The lignin polymer is composed of three different monomers, or monolignols--sinapyl alcohol, coniferyl alcohol, and p-coumaryl alcohol--which upon incorporation into lignin are referred to as syringyl (S), guaiacyl (G), or hydroxyphenyl (H) units, respectively. The proportion of S, G, and H lignin varies among different cell types and among different species, and can substantially impact the physical properties of the lignin polymer3. In gymnosperms, lignin is primarily composed of G subunits, with smaller amounts of H, and S units are completely absent. Interestingly, S lignin is found in both angiosperms and lycophytes, and phylogenetic analysis suggests that these lineages independently evolved the ability to synthesize syringyl monolignol4.

All three monolignols are products of the phenylpropanoid pathway, a plant specific pathway which generates a number of secondary metabolites using phenylalanine as a starting material. Following deamination of phenylalanine to form cinnamic acid, the synthesis of monolignols can be thought of as a sequence of chain reductions and ring modifications (oxidations and methylations). Recent work has greatly increased our understanding of this pathway5, and the enzymes responsible for carrying out lignin biosynthesis have been identified in Arabidopsis. Below we describe the individual steps in the pathway of lignin monomer biosynthesis, and the genes encoding the putative Selaginella enzymes responsible for carrying them out.

(Note: in many cases, the traditional name of the enzyme may not reflect recent insights on the mechanisms of the phenylpropanoid pathway. For example, the enzyme responsible for carrying out hydroxylation of the 5-position of the aromatic ring of the lignin precursor is misleadingly called ferulate 5-hydroxylase, even though it is now known that F5H shows a strong preference for hydroxylating the aldehyde or alcohol derivatives of ferulate rather than the carboxylic acid form. Nevertheless, these enzymes are typically referred to by their traditional names in the literature and these common names will be retained here.)

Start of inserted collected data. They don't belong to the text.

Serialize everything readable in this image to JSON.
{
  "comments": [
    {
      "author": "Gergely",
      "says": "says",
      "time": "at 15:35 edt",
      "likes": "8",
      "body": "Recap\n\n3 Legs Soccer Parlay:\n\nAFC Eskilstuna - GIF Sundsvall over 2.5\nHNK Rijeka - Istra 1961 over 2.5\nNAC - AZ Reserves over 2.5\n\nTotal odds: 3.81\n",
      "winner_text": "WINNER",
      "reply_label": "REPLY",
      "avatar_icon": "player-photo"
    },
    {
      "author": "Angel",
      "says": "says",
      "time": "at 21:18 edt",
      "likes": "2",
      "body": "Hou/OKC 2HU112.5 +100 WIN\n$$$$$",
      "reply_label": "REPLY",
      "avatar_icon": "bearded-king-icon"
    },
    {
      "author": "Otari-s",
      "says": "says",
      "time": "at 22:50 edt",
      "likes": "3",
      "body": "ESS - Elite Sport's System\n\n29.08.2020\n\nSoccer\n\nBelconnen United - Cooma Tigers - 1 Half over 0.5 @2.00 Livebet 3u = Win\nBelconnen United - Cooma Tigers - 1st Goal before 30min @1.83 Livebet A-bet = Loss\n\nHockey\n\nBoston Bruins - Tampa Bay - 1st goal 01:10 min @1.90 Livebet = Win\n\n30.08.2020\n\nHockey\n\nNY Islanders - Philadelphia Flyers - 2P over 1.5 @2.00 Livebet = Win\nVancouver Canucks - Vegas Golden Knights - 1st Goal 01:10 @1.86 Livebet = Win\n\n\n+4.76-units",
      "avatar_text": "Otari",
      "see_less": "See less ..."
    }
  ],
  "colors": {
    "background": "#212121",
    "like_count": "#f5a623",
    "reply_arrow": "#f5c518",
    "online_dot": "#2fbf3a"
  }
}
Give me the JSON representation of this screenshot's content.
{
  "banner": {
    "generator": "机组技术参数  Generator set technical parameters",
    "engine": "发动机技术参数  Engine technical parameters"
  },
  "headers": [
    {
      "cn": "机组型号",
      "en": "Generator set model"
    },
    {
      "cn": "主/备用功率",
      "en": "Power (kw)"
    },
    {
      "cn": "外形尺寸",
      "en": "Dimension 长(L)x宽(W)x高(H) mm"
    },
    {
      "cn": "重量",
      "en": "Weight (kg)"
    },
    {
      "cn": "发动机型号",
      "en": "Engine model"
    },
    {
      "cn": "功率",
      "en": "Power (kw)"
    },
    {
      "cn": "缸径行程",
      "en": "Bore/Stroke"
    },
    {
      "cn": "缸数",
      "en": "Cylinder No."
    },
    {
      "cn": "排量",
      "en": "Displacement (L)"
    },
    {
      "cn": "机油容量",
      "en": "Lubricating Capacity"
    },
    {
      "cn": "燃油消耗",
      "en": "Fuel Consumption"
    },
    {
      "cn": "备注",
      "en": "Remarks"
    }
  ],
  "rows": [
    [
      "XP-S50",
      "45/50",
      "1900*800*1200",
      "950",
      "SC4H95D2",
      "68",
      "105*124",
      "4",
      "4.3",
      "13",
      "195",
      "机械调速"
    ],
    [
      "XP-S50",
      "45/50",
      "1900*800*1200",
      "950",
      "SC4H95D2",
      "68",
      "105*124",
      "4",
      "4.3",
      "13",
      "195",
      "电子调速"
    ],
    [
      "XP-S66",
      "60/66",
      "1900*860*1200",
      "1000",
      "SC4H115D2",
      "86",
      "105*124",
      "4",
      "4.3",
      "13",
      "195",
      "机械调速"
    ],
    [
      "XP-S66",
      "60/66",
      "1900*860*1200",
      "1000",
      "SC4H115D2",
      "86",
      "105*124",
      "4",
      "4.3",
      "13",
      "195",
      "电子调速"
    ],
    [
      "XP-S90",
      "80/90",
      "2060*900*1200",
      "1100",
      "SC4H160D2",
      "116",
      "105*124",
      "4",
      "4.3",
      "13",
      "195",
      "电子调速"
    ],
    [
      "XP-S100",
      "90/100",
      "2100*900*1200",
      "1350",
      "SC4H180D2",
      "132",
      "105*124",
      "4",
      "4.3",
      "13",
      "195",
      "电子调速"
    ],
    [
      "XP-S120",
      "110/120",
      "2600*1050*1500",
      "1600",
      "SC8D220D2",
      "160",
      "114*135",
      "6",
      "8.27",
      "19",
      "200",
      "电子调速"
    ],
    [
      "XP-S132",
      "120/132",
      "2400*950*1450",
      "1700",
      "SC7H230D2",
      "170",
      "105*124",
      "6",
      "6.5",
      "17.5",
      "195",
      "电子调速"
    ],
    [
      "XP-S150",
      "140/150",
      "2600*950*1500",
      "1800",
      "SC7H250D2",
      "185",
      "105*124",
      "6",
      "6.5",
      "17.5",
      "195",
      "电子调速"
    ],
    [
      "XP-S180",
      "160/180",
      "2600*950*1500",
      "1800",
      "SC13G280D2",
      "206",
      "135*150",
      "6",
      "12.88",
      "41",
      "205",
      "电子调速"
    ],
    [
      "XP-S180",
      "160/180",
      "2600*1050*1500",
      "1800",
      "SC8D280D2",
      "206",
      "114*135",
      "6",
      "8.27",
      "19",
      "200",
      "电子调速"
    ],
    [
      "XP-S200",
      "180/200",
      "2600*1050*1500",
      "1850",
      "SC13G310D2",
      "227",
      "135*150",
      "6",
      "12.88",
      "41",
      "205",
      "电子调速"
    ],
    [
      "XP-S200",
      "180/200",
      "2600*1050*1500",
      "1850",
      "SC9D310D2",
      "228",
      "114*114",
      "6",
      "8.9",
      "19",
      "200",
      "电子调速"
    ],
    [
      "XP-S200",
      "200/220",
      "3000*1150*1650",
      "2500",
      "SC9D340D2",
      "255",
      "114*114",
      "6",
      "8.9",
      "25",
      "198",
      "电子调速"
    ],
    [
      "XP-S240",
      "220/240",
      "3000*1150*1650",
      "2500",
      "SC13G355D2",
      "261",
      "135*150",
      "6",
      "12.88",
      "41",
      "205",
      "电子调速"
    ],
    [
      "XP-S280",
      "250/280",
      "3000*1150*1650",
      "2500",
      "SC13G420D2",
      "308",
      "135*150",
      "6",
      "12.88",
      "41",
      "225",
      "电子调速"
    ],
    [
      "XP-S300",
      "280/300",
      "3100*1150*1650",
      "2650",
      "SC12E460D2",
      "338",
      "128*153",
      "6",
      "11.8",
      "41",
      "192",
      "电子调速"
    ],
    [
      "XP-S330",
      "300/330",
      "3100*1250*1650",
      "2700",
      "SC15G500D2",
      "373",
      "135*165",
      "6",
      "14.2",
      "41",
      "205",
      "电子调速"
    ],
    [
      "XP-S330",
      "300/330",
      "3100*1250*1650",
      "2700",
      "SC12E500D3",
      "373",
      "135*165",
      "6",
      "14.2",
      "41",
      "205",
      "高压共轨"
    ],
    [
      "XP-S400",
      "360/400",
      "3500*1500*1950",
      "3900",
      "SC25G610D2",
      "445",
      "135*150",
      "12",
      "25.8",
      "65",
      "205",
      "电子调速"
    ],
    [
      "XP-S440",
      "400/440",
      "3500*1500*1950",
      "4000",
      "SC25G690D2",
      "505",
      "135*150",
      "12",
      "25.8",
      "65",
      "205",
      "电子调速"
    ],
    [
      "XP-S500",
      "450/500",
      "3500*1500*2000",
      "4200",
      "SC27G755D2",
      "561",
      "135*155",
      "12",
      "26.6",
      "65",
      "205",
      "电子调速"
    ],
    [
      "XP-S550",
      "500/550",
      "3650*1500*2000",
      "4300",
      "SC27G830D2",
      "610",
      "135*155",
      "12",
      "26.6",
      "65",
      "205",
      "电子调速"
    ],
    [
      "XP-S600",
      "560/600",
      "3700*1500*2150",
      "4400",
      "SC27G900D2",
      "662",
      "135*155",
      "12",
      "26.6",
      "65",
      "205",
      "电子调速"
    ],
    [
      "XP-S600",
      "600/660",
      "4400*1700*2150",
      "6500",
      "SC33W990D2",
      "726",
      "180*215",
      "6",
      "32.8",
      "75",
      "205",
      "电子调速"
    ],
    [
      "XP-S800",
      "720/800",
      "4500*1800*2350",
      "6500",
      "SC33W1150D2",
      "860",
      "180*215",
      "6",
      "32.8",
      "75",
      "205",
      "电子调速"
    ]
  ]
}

The enzymes of lignin biosynthesis

Phenylalanine ammonia lyase (PAL)

The first step in the general phenylpropanoid pathway, PAL (EC4.3.1.5) catalyzes the conversion of phenylalanine to cinnamic acid and ammonia (see reaction at KEGG)6. The Arabidopsis genome encodes four PALs, PAL1 (AT2G37040), PAL2 (AT3G53260), PAL3 (AT5G04230), and PAL4 (AT3G10340). Searching the Selaginella genome revealed 9 sequences that likely encode Selaginella PAL homologs. Three of these genes, SmPAL2, SmPAL3, and SmPAL4 appear to be due to tandem duplication. The SmPAL3-2 allele appears to have been further duplicated on only one contig, the resulting alleles being designated SmPAL3-2a and SmPAL3-2b.

PAL1-1, PAL1-2

PAL2-1, PAL2-2

PAL3-1, PAL3-2a, PAL3-2b

PAL4-1, PAL4-2

phylogenetic tree of PAL sequences:

Phylogenetic tree of PAL sequences

Trans-cinnamate 4-hydroxylase (C4H)

In the second step of lignin monomer biosynthesis, cinnamate is hydroxlated at the 4-position, yielding p-coumarate, by the enzyme C4H (EC1.14.13.11; see reaction at KEGG)7. C4H is a P450-dependent monooxygenase (CYP73A5 according to P450 nomenclature), and like PAL is required for the synthesis of flavonoids as well as lignin. The Selaginella genome appears to encode a single ortholog of Arabiodpsis C4H (AT2G30490). For a phylogenetic tree of C4H, see the separate page on cytochrome P450-dependent monooxygenases.

C4H1-1, C4H1-2

4-Coumarate:CoA ligase (4CL)

The enzyme 4CL (EC 6.2.1.12) activates 4CL to the activated thioester form p-coumaroyl CoA (see reaction at KEGG)8. This reaction is the last step in the general phenylpropanoid pathway, as p-coumaroyl CoA can be acted upon by HCT (described below) to continue through the lignin monomer pathway, or, alternatively, can be shunted into flavonoid biosynthesis by the action of the chalcone synthase enzyme. The Arabidopsis genome was recently shown to encode four functional 4CL enzymes, designated At4CL1 (AT1G51680), At4CL2 (AT3G21240), At4CL3 (AT1G65060), and At4CL5 (AT3G21230, also referred to as 4CL4). All four of the 4CL isoforms described in Arabidopsis are able to convert p-coumarate, caffeate, and ferulate to their activated thioester forms. However, only At4CL5 is capable of taking sinapate as a substrate. The Selaginella genome appears to contain two genes encoding 4CL enzymes.

4CL1-1, 4CL1-2

4CL2-1, 4CL2-2

phylogenetic tree of 4CL sequences

Phylogenetic tree of 4CL sequences

Hydroxycinnamoyl-CoA:shikimate/quinate hydroxycinnamoyl transferase (HCT)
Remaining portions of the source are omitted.